Underwater Acoustic Fish Tracking

Hello everyone! I’m Tejus, and I’m working with Prof. Spencer to develop a device for underwater acoustic power and data transmission. Eventually, we hope that this system will be useful for fish tracking applications. During the school year, my fellow researchers include and have included Martha Gao, Anneka Noe, Ilona Kariko, Aditya Khant, Christopher Ferrarin, Richard Zhang, and David Olumse.


Most fish tracking technology relies on the trilateration of an acoustic ping from an actively powered fish tag (Fig. 1). This is cumbersome, however, because the tag requires a battery that typically only lasts a few days and several hydrophones positioned at the surface of the ocean are required to capture and process the tag’s signal. 

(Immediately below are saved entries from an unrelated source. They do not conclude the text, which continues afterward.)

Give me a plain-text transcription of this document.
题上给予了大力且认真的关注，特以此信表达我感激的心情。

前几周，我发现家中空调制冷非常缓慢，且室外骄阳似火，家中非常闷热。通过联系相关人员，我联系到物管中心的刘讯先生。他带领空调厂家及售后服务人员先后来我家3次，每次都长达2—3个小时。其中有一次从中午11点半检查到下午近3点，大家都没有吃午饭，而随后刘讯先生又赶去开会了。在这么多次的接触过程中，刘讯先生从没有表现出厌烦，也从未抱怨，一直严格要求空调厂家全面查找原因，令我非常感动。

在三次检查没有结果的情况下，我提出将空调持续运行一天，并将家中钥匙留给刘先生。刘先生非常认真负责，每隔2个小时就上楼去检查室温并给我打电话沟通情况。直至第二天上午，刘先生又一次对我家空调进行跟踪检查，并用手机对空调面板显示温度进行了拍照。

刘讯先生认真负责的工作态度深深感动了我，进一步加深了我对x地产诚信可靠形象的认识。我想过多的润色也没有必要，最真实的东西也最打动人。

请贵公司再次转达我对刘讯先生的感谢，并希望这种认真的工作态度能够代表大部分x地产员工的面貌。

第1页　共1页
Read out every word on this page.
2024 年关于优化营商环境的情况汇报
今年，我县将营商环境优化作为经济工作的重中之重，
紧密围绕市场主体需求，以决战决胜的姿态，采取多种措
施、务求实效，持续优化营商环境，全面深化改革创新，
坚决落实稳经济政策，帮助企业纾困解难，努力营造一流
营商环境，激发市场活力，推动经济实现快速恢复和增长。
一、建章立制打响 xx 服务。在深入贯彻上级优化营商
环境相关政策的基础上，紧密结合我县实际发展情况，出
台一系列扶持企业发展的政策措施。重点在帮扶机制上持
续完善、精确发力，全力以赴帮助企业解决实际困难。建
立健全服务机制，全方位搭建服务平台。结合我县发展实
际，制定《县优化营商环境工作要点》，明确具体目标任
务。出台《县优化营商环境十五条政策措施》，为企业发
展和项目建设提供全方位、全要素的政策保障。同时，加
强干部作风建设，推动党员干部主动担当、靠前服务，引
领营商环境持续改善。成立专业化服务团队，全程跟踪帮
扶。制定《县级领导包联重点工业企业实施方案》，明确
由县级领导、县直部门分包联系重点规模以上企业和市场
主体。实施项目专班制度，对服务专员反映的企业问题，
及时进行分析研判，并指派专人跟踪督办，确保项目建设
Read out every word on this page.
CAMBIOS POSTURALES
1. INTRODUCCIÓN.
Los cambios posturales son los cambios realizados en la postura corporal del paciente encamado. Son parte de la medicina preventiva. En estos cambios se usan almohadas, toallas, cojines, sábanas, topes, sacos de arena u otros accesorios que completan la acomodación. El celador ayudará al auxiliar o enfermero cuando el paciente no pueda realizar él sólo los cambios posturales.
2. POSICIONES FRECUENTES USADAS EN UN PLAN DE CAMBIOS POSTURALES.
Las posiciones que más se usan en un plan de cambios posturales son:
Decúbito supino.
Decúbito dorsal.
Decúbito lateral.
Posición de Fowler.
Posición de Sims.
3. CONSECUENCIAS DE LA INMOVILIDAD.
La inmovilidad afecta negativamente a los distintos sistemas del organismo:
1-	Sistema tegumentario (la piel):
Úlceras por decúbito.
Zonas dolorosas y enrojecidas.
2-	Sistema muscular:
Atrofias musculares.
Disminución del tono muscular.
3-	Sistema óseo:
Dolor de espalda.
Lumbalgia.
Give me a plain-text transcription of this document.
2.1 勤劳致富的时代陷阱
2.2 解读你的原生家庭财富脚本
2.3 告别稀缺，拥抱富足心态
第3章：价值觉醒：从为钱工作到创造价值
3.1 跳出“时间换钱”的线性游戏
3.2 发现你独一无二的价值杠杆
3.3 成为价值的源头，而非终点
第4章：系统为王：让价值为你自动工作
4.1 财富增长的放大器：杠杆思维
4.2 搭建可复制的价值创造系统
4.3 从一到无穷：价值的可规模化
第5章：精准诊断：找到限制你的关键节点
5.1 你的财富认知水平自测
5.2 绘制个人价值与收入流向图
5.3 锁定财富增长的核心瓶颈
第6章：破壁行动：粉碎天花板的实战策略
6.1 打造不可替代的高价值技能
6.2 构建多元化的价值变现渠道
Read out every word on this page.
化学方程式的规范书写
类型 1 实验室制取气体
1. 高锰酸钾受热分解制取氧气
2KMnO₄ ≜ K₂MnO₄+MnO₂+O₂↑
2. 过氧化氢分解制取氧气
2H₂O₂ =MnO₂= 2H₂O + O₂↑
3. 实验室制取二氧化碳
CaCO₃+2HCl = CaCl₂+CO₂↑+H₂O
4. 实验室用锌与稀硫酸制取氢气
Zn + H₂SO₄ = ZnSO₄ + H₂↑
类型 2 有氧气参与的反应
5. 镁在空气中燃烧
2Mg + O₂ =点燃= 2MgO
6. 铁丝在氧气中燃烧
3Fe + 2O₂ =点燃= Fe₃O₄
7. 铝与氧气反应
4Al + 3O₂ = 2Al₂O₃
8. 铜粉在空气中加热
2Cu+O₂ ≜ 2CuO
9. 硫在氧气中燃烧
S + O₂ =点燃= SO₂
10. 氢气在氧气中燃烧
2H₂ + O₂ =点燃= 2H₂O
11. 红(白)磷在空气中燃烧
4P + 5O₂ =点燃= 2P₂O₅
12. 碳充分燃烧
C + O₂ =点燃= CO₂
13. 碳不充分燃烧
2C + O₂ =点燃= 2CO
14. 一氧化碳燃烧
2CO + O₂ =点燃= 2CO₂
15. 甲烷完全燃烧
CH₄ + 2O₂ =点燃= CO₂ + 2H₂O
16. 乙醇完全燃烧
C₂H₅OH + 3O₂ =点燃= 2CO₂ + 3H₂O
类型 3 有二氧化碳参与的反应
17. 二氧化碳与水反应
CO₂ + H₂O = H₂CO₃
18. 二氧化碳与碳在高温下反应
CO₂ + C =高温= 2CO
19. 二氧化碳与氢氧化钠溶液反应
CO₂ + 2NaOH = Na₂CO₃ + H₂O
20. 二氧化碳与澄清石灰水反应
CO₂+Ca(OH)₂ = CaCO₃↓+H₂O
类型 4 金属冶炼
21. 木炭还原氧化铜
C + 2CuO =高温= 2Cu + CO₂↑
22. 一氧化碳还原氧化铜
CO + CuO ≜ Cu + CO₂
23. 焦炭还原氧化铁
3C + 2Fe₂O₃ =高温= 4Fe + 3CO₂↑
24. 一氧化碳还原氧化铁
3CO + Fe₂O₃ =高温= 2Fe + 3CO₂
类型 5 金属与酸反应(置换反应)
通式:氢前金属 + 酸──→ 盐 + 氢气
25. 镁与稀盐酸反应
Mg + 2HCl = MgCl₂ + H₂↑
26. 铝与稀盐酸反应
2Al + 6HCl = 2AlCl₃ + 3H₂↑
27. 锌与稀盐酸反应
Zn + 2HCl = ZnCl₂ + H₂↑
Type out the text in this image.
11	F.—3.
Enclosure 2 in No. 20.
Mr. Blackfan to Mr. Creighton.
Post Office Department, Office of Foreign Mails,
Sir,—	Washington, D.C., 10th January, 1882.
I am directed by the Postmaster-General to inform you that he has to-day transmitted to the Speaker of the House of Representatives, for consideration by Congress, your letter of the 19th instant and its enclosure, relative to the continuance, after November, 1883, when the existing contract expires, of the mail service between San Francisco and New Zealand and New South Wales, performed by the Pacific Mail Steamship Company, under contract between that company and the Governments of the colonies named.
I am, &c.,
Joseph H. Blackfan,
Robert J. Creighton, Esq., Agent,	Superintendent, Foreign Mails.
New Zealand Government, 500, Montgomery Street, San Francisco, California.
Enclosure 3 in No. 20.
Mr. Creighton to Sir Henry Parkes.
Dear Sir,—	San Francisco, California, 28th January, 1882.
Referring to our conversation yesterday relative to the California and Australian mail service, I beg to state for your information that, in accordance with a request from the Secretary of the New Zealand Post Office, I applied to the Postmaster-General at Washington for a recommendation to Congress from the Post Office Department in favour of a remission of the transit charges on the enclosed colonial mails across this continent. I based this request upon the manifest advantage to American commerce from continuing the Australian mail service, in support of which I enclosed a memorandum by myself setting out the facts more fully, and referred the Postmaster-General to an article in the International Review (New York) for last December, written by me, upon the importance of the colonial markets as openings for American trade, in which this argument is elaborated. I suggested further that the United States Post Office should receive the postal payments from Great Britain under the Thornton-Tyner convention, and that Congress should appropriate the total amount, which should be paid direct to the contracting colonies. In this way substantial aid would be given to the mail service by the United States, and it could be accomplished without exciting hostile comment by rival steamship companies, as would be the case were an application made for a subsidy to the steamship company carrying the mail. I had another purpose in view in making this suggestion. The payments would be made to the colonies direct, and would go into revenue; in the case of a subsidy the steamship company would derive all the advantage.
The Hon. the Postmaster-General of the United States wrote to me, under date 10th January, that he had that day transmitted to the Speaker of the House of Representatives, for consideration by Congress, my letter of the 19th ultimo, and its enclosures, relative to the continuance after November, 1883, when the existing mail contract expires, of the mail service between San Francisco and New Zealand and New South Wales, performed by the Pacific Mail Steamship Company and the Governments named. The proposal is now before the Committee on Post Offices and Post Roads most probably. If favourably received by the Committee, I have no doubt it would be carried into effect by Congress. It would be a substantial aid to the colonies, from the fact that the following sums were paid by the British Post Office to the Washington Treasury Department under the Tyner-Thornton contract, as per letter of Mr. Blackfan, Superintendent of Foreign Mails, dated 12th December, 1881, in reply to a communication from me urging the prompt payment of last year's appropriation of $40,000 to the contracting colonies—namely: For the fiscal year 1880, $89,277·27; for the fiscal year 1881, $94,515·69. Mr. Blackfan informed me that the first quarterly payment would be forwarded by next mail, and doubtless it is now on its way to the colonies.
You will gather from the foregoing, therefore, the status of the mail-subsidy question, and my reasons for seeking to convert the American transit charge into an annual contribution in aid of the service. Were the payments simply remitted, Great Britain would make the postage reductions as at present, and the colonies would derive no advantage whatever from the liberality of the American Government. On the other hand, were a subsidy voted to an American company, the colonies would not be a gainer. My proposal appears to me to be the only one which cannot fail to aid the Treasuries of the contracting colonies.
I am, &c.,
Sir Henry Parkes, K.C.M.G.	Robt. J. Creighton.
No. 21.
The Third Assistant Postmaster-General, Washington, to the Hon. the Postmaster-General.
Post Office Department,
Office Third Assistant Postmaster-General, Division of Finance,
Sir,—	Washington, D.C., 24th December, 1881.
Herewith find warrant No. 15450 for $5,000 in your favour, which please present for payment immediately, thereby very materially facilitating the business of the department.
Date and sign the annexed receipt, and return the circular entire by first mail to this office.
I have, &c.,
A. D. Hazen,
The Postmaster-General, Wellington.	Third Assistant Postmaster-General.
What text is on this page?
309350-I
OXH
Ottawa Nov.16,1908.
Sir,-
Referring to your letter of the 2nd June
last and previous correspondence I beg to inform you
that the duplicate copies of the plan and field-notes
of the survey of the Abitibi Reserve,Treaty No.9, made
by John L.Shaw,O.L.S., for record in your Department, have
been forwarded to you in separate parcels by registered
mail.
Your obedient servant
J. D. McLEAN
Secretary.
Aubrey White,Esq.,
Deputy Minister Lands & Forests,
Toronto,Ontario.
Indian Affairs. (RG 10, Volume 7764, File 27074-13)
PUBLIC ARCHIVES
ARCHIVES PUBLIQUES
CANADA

Figure 1: An active fish-tag transmits acoustic pings to several hydrophones on the surface.



For the past several years, researchers in ACE lab have been developing a system of battery-less fish trackers that would circumvent many of the current limitations in fish tracking devices. In order to achieve this, a “boat-side” array of nine piezoelectric transducers is used to transmit an ultrasound beam into the water. With precise control of the phase between transmitted bursts from each transducer, we can steer the beam of sound in a way that maximizes the constructive interference of waves at a certain location, which is important when considering the extensive loss that occurs as the signal spreads out underwater.

 

Figure 2: The ACE lab’s device uses the same array to transmit and receive power and data from a passive fish tag. 


This phased array can also be used as a receiver for returning signals. When a transmitted acoustic burst bounces off an object (say, for example, a fish-tracking tag), that echo will return to the array and reach each transducer element at slightly different times. These delays can then be used to construct an image of where the object is, relative to the phased array.


Last summer, we were able to demonstrate this by locating a 0.2x0.3 meter metal plate placed at various locations in the HMC underwater robotics tank. However, we did this with a table full of equipment.




Figure 3: The equipment and electronics used to acquire the image (Fig. 4) from last summer occupied several tables. 


Figure 4: One of the “images” acquired by our transmitting and receiving system last summer.

The dot represents the calculated location, and the crossbeams represent the area that the plate was located. 


We have spent the past year redesigning our hardware to make it smaller and more usable. The improved device aims to consolidate both the transmitting and receiving signal processing onto a single driver PCB, each transceiver channel having its own driver, and a single central PCB to handle switching the full array between a transmitting and receiving mode. Instead of using one Teensy 3.2 microcontroller to run all nine power amplifiers as we did in the past, each channel will be controlled by its own ATSAM4S microcontroller. This gives us the flexibility to easily expand to a larger array size and to capture the returning signals with each channel’s ADC, instead of using multiple oscilloscopes.


Figure 5: The new version of the boat channel driver PCB undergoing testing. 


I’ve been working on finishing the bring-up process for the new PCBs. I’ve set up an electronics lab at home with equipment that I brought from the ACE lab and a few of my own tools. This summer, I plan to characterize how tightly our device can aim an ultrasound beam in my pool, and ultimately, we hope to finish a paper on the work we’ve been doing.